Environmental cells sealed with photoelectron-transparent graphene windows are promising for extending X-ray photoelectron spectroscopy (XPS) to liquid and high-pressure gas environments for in situ and operando studies. The challenge, however, is in ensuring reliable production of graphene windows that are sufficiently leak-tight for extended measurements.
In the paper 'In situ formation of suspended graphene windows for lab-based XPS in liquid and gas environments', as published in The European Society Journal for Catalysis, a team of researchers headed by this department and including the Catalysis Hub at Harwell, Diamond Light Source, UCL and the University of Manchester demonstrate a PDMS/Au(100 nm) supported transfer method which reliably produces suspended graphene on perforated silicon nitride membranes without significant contamination.

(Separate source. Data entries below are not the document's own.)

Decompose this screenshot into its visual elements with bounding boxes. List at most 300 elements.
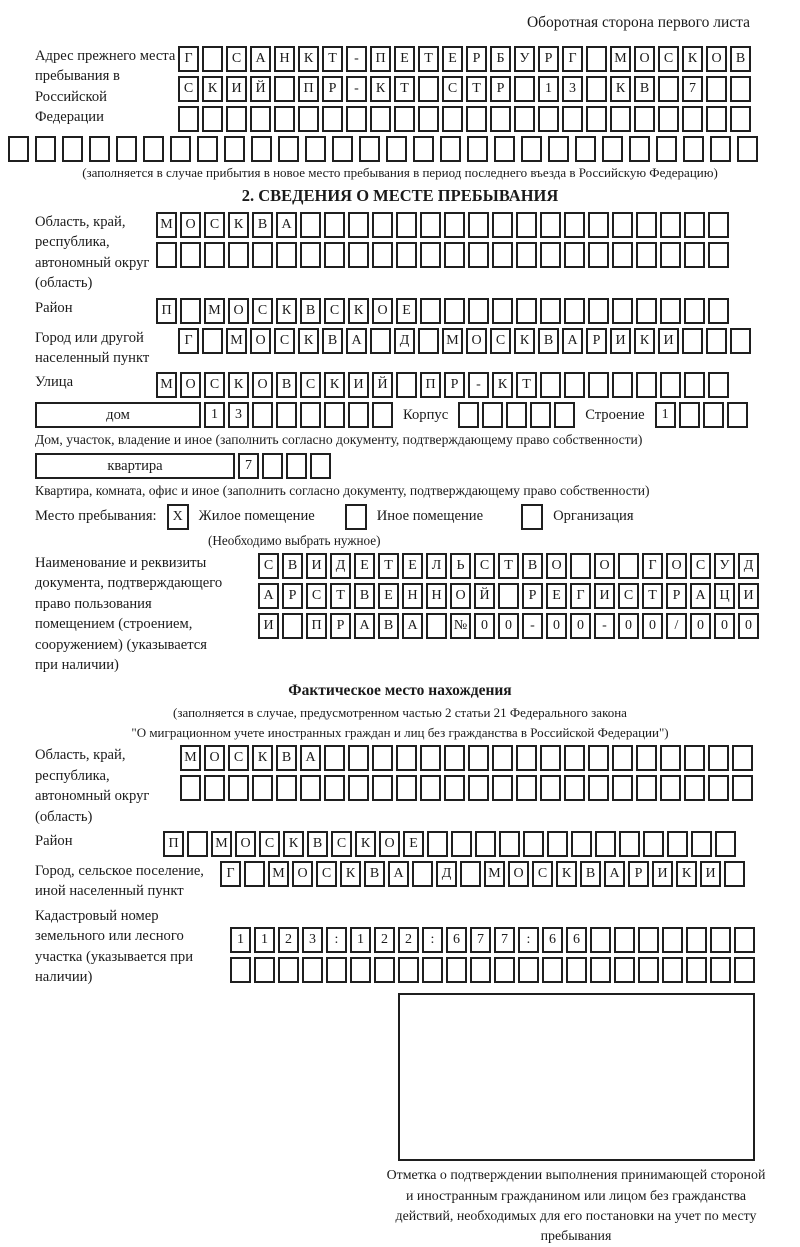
- char-cell[interactable]: Г: [178, 46, 199, 72]
- char-cell[interactable]: Т: [498, 553, 519, 579]
- char-cell[interactable]: В: [276, 745, 297, 771]
- char-cell[interactable]: И: [738, 583, 759, 609]
- char-cell[interactable]: [547, 831, 568, 857]
- char-cell[interactable]: В: [322, 328, 343, 354]
- char-cell[interactable]: [682, 106, 703, 132]
- char-cell[interactable]: Ь: [450, 553, 471, 579]
- char-cell[interactable]: [322, 106, 343, 132]
- char-cell[interactable]: [8, 136, 29, 162]
- char-cell[interactable]: К: [202, 76, 223, 102]
- char-cell[interactable]: [89, 136, 110, 162]
- char-cell[interactable]: А: [354, 613, 375, 639]
- char-cell[interactable]: [446, 957, 467, 983]
- char-cell[interactable]: О: [594, 553, 615, 579]
- char-cell[interactable]: [660, 298, 681, 324]
- region-line-1[interactable]: [156, 212, 729, 238]
- char-cell[interactable]: [444, 745, 465, 771]
- char-cell[interactable]: [396, 212, 417, 238]
- char-cell[interactable]: [370, 328, 391, 354]
- char-cell[interactable]: :: [422, 927, 443, 953]
- char-cell[interactable]: [494, 136, 515, 162]
- char-cell[interactable]: [634, 106, 655, 132]
- char-cell[interactable]: [610, 106, 631, 132]
- char-cell[interactable]: [586, 76, 607, 102]
- actual-region-line-1[interactable]: [180, 745, 753, 771]
- char-cell[interactable]: С: [316, 861, 337, 887]
- char-cell[interactable]: [516, 298, 537, 324]
- char-cell[interactable]: [514, 76, 535, 102]
- char-cell[interactable]: К: [355, 831, 376, 857]
- char-cell[interactable]: К: [298, 328, 319, 354]
- char-cell[interactable]: [492, 775, 513, 801]
- actual-city-cells[interactable]: [220, 861, 745, 887]
- char-cell[interactable]: Л: [426, 553, 447, 579]
- char-cell[interactable]: [540, 372, 561, 398]
- char-cell[interactable]: [498, 583, 519, 609]
- char-cell[interactable]: Д: [436, 861, 457, 887]
- char-cell[interactable]: [276, 242, 297, 268]
- char-cell[interactable]: [348, 242, 369, 268]
- char-cell[interactable]: [643, 831, 664, 857]
- char-cell[interactable]: А: [276, 212, 297, 238]
- char-cell[interactable]: Р: [666, 583, 687, 609]
- char-cell[interactable]: [614, 927, 635, 953]
- char-cell[interactable]: О: [180, 212, 201, 238]
- char-cell[interactable]: 0: [714, 613, 735, 639]
- char-cell[interactable]: [732, 775, 753, 801]
- char-cell[interactable]: 2: [374, 927, 395, 953]
- char-cell[interactable]: [204, 775, 225, 801]
- char-cell[interactable]: А: [604, 861, 625, 887]
- char-cell[interactable]: [372, 402, 393, 428]
- char-cell[interactable]: [708, 298, 729, 324]
- char-cell[interactable]: [710, 136, 731, 162]
- ownership-document-line-1[interactable]: [258, 553, 759, 579]
- char-cell[interactable]: [298, 106, 319, 132]
- char-cell[interactable]: 2: [278, 927, 299, 953]
- char-cell[interactable]: [224, 136, 245, 162]
- char-cell[interactable]: [710, 927, 731, 953]
- char-cell[interactable]: [35, 136, 56, 162]
- char-cell[interactable]: [684, 372, 705, 398]
- char-cell[interactable]: С: [228, 745, 249, 771]
- char-cell[interactable]: И: [594, 583, 615, 609]
- char-cell[interactable]: Г: [642, 553, 663, 579]
- char-cell[interactable]: [372, 775, 393, 801]
- char-cell[interactable]: [660, 372, 681, 398]
- char-cell[interactable]: Е: [442, 46, 463, 72]
- char-cell[interactable]: С: [258, 553, 279, 579]
- char-cell[interactable]: [422, 957, 443, 983]
- char-cell[interactable]: [412, 861, 433, 887]
- char-cell[interactable]: [202, 106, 223, 132]
- char-cell[interactable]: 1: [350, 927, 371, 953]
- char-cell[interactable]: [566, 957, 587, 983]
- char-cell[interactable]: [602, 136, 623, 162]
- char-cell[interactable]: [588, 372, 609, 398]
- char-cell[interactable]: [460, 861, 481, 887]
- char-cell[interactable]: [396, 745, 417, 771]
- char-cell[interactable]: К: [298, 46, 319, 72]
- char-cell[interactable]: С: [532, 861, 553, 887]
- char-cell[interactable]: [202, 46, 223, 72]
- ownership-document-line-2[interactable]: [258, 583, 759, 609]
- char-cell[interactable]: О: [252, 372, 273, 398]
- char-cell[interactable]: [326, 957, 347, 983]
- char-cell[interactable]: П: [370, 46, 391, 72]
- char-cell[interactable]: Й: [250, 76, 271, 102]
- char-cell[interactable]: [684, 212, 705, 238]
- char-cell[interactable]: 7: [238, 453, 259, 479]
- char-cell[interactable]: [467, 136, 488, 162]
- char-cell[interactable]: :: [518, 927, 539, 953]
- prev-address-line-3[interactable]: [178, 106, 751, 132]
- char-cell[interactable]: [638, 927, 659, 953]
- char-cell[interactable]: В: [364, 861, 385, 887]
- char-cell[interactable]: [444, 212, 465, 238]
- char-cell[interactable]: [612, 775, 633, 801]
- char-cell[interactable]: [300, 775, 321, 801]
- char-cell[interactable]: 0: [642, 613, 663, 639]
- char-cell[interactable]: [730, 328, 751, 354]
- char-cell[interactable]: [682, 328, 703, 354]
- char-cell[interactable]: К: [492, 372, 513, 398]
- char-cell[interactable]: [514, 106, 535, 132]
- char-cell[interactable]: 1: [230, 927, 251, 953]
- char-cell[interactable]: Д: [330, 553, 351, 579]
- char-cell[interactable]: [324, 212, 345, 238]
- char-cell[interactable]: [244, 861, 265, 887]
- building-cells[interactable]: [458, 402, 575, 428]
- char-cell[interactable]: Н: [402, 583, 423, 609]
- organization-checkbox[interactable]: [521, 504, 543, 530]
- char-cell[interactable]: И: [306, 553, 327, 579]
- char-cell[interactable]: С: [306, 583, 327, 609]
- char-cell[interactable]: М: [180, 745, 201, 771]
- char-cell[interactable]: [300, 242, 321, 268]
- char-cell[interactable]: 3: [228, 402, 249, 428]
- char-cell[interactable]: Е: [403, 831, 424, 857]
- char-cell[interactable]: [427, 831, 448, 857]
- char-cell[interactable]: [684, 298, 705, 324]
- char-cell[interactable]: -: [594, 613, 615, 639]
- char-cell[interactable]: В: [354, 583, 375, 609]
- char-cell[interactable]: [710, 957, 731, 983]
- char-cell[interactable]: [530, 402, 551, 428]
- char-cell[interactable]: [324, 745, 345, 771]
- char-cell[interactable]: [667, 831, 688, 857]
- char-cell[interactable]: Т: [418, 46, 439, 72]
- char-cell[interactable]: С: [226, 46, 247, 72]
- char-cell[interactable]: [518, 957, 539, 983]
- char-cell[interactable]: [282, 613, 303, 639]
- char-cell[interactable]: 7: [682, 76, 703, 102]
- char-cell[interactable]: С: [274, 328, 295, 354]
- char-cell[interactable]: К: [340, 861, 361, 887]
- char-cell[interactable]: И: [348, 372, 369, 398]
- char-cell[interactable]: [398, 957, 419, 983]
- char-cell[interactable]: О: [466, 328, 487, 354]
- char-cell[interactable]: Р: [330, 613, 351, 639]
- char-cell[interactable]: [658, 106, 679, 132]
- char-cell[interactable]: В: [300, 298, 321, 324]
- char-cell[interactable]: Е: [394, 46, 415, 72]
- char-cell[interactable]: [708, 242, 729, 268]
- char-cell[interactable]: С: [259, 831, 280, 857]
- char-cell[interactable]: [570, 553, 591, 579]
- char-cell[interactable]: [302, 957, 323, 983]
- char-cell[interactable]: А: [402, 613, 423, 639]
- char-cell[interactable]: [348, 212, 369, 238]
- char-cell[interactable]: К: [283, 831, 304, 857]
- char-cell[interactable]: А: [346, 328, 367, 354]
- structure-cells[interactable]: [655, 402, 748, 428]
- char-cell[interactable]: [734, 957, 755, 983]
- char-cell[interactable]: [595, 831, 616, 857]
- char-cell[interactable]: Г: [220, 861, 241, 887]
- char-cell[interactable]: [372, 212, 393, 238]
- char-cell[interactable]: [202, 328, 223, 354]
- char-cell[interactable]: [324, 775, 345, 801]
- char-cell[interactable]: О: [250, 328, 271, 354]
- char-cell[interactable]: [684, 242, 705, 268]
- char-cell[interactable]: [656, 136, 677, 162]
- char-cell[interactable]: [492, 298, 513, 324]
- char-cell[interactable]: [619, 831, 640, 857]
- char-cell[interactable]: К: [348, 298, 369, 324]
- char-cell[interactable]: [724, 861, 745, 887]
- char-cell[interactable]: 0: [498, 613, 519, 639]
- char-cell[interactable]: [492, 212, 513, 238]
- char-cell[interactable]: -: [346, 76, 367, 102]
- char-cell[interactable]: [516, 775, 537, 801]
- char-cell[interactable]: [348, 745, 369, 771]
- char-cell[interactable]: [180, 298, 201, 324]
- char-cell[interactable]: [575, 136, 596, 162]
- char-cell[interactable]: И: [258, 613, 279, 639]
- char-cell[interactable]: [458, 402, 479, 428]
- char-cell[interactable]: М: [156, 212, 177, 238]
- char-cell[interactable]: Е: [402, 553, 423, 579]
- char-cell[interactable]: [420, 745, 441, 771]
- char-cell[interactable]: О: [292, 861, 313, 887]
- other-premises-checkbox[interactable]: [345, 504, 367, 530]
- char-cell[interactable]: У: [714, 553, 735, 579]
- char-cell[interactable]: [521, 136, 542, 162]
- char-cell[interactable]: В: [276, 372, 297, 398]
- char-cell[interactable]: [468, 775, 489, 801]
- char-cell[interactable]: [538, 106, 559, 132]
- char-cell[interactable]: [658, 76, 679, 102]
- char-cell[interactable]: В: [730, 46, 751, 72]
- char-cell[interactable]: [470, 957, 491, 983]
- char-cell[interactable]: [348, 402, 369, 428]
- char-cell[interactable]: И: [700, 861, 721, 887]
- char-cell[interactable]: О: [508, 861, 529, 887]
- char-cell[interactable]: [516, 212, 537, 238]
- char-cell[interactable]: [374, 957, 395, 983]
- char-cell[interactable]: Р: [444, 372, 465, 398]
- char-cell[interactable]: [250, 106, 271, 132]
- char-cell[interactable]: [542, 957, 563, 983]
- char-cell[interactable]: [516, 745, 537, 771]
- char-cell[interactable]: [372, 242, 393, 268]
- char-cell[interactable]: [180, 242, 201, 268]
- char-cell[interactable]: [170, 136, 191, 162]
- char-cell[interactable]: [564, 775, 585, 801]
- char-cell[interactable]: А: [258, 583, 279, 609]
- char-cell[interactable]: М: [226, 328, 247, 354]
- char-cell[interactable]: С: [490, 328, 511, 354]
- char-cell[interactable]: К: [370, 76, 391, 102]
- char-cell[interactable]: [143, 136, 164, 162]
- char-cell[interactable]: [442, 106, 463, 132]
- house-number-cells[interactable]: [204, 402, 393, 428]
- char-cell[interactable]: С: [331, 831, 352, 857]
- char-cell[interactable]: [252, 242, 273, 268]
- char-cell[interactable]: [730, 76, 751, 102]
- char-cell[interactable]: [708, 775, 729, 801]
- char-cell[interactable]: [660, 212, 681, 238]
- char-cell[interactable]: Б: [490, 46, 511, 72]
- char-cell[interactable]: [324, 242, 345, 268]
- char-cell[interactable]: [156, 242, 177, 268]
- prev-address-line-2[interactable]: [178, 76, 751, 102]
- char-cell[interactable]: К: [228, 372, 249, 398]
- char-cell[interactable]: [691, 831, 712, 857]
- char-cell[interactable]: [413, 136, 434, 162]
- char-cell[interactable]: [274, 106, 295, 132]
- char-cell[interactable]: [178, 106, 199, 132]
- char-cell[interactable]: С: [474, 553, 495, 579]
- char-cell[interactable]: [708, 372, 729, 398]
- char-cell[interactable]: Д: [394, 328, 415, 354]
- char-cell[interactable]: И: [226, 76, 247, 102]
- char-cell[interactable]: [636, 212, 657, 238]
- char-cell[interactable]: [686, 957, 707, 983]
- char-cell[interactable]: [251, 136, 272, 162]
- char-cell[interactable]: [540, 298, 561, 324]
- char-cell[interactable]: О: [666, 553, 687, 579]
- char-cell[interactable]: М: [156, 372, 177, 398]
- char-cell[interactable]: [310, 453, 331, 479]
- char-cell[interactable]: 0: [738, 613, 759, 639]
- char-cell[interactable]: -: [522, 613, 543, 639]
- char-cell[interactable]: Т: [466, 76, 487, 102]
- char-cell[interactable]: [564, 745, 585, 771]
- char-cell[interactable]: С: [690, 553, 711, 579]
- char-cell[interactable]: О: [372, 298, 393, 324]
- actual-region-line-2[interactable]: [180, 775, 753, 801]
- char-cell[interactable]: [300, 402, 321, 428]
- char-cell[interactable]: М: [442, 328, 463, 354]
- char-cell[interactable]: [612, 372, 633, 398]
- char-cell[interactable]: [226, 106, 247, 132]
- char-cell[interactable]: 7: [494, 927, 515, 953]
- char-cell[interactable]: [636, 745, 657, 771]
- char-cell[interactable]: 3: [302, 927, 323, 953]
- ownership-document-line-3[interactable]: [258, 613, 759, 639]
- char-cell[interactable]: К: [324, 372, 345, 398]
- char-cell[interactable]: [228, 775, 249, 801]
- char-cell[interactable]: [499, 831, 520, 857]
- street-cells[interactable]: [156, 372, 729, 398]
- char-cell[interactable]: [62, 136, 83, 162]
- char-cell[interactable]: 0: [690, 613, 711, 639]
- char-cell[interactable]: О: [379, 831, 400, 857]
- char-cell[interactable]: Г: [178, 328, 199, 354]
- char-cell[interactable]: [540, 242, 561, 268]
- char-cell[interactable]: [703, 402, 724, 428]
- char-cell[interactable]: К: [682, 46, 703, 72]
- char-cell[interactable]: И: [610, 328, 631, 354]
- char-cell[interactable]: [612, 298, 633, 324]
- char-cell[interactable]: А: [690, 583, 711, 609]
- char-cell[interactable]: В: [378, 613, 399, 639]
- char-cell[interactable]: [396, 242, 417, 268]
- char-cell[interactable]: [564, 242, 585, 268]
- char-cell[interactable]: [506, 402, 527, 428]
- char-cell[interactable]: Е: [378, 583, 399, 609]
- char-cell[interactable]: [418, 106, 439, 132]
- char-cell[interactable]: Н: [274, 46, 295, 72]
- cadastral-line-1[interactable]: [230, 927, 755, 953]
- char-cell[interactable]: [614, 957, 635, 983]
- char-cell[interactable]: [482, 402, 503, 428]
- char-cell[interactable]: А: [562, 328, 583, 354]
- char-cell[interactable]: [332, 136, 353, 162]
- char-cell[interactable]: К: [634, 328, 655, 354]
- char-cell[interactable]: В: [538, 328, 559, 354]
- char-cell[interactable]: Е: [396, 298, 417, 324]
- char-cell[interactable]: [660, 775, 681, 801]
- actual-district-cells[interactable]: [163, 831, 736, 857]
- char-cell[interactable]: 0: [570, 613, 591, 639]
- char-cell[interactable]: [492, 745, 513, 771]
- char-cell[interactable]: [588, 775, 609, 801]
- char-cell[interactable]: [660, 745, 681, 771]
- char-cell[interactable]: О: [546, 553, 567, 579]
- district-cells[interactable]: [156, 298, 729, 324]
- char-cell[interactable]: Г: [562, 46, 583, 72]
- char-cell[interactable]: [180, 775, 201, 801]
- char-cell[interactable]: С: [658, 46, 679, 72]
- char-cell[interactable]: Й: [474, 583, 495, 609]
- char-cell[interactable]: О: [204, 745, 225, 771]
- char-cell[interactable]: [426, 613, 447, 639]
- char-cell[interactable]: П: [298, 76, 319, 102]
- char-cell[interactable]: [350, 957, 371, 983]
- char-cell[interactable]: Р: [282, 583, 303, 609]
- char-cell[interactable]: [706, 328, 727, 354]
- char-cell[interactable]: [564, 372, 585, 398]
- char-cell[interactable]: Р: [586, 328, 607, 354]
- char-cell[interactable]: [324, 402, 345, 428]
- char-cell[interactable]: О: [450, 583, 471, 609]
- char-cell[interactable]: [300, 212, 321, 238]
- char-cell[interactable]: 1: [655, 402, 676, 428]
- char-cell[interactable]: [276, 775, 297, 801]
- char-cell[interactable]: Т: [516, 372, 537, 398]
- char-cell[interactable]: [679, 402, 700, 428]
- char-cell[interactable]: А: [388, 861, 409, 887]
- char-cell[interactable]: [451, 831, 472, 857]
- char-cell[interactable]: [396, 775, 417, 801]
- char-cell[interactable]: С: [618, 583, 639, 609]
- char-cell[interactable]: К: [556, 861, 577, 887]
- char-cell[interactable]: С: [204, 372, 225, 398]
- char-cell[interactable]: К: [252, 745, 273, 771]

A yield of ~95% was achieved, based on a single-layer graphene covering >98% of the holes in the silicon nitride membrane. Even higher coverages were achieved for stacked bilayer graphene, which allowed for wet etching (aqueous KI/I2) of the Au support to be observed in a conventional lab-based XPS system, and thereby this demonstrates the in situ formation of leak-tight, suspended graphene windows, which allow gas-phase measurements at close to atmospheric pressure. This is promising for future XPS under higher-pressure gas environments in conventional lab-based systems.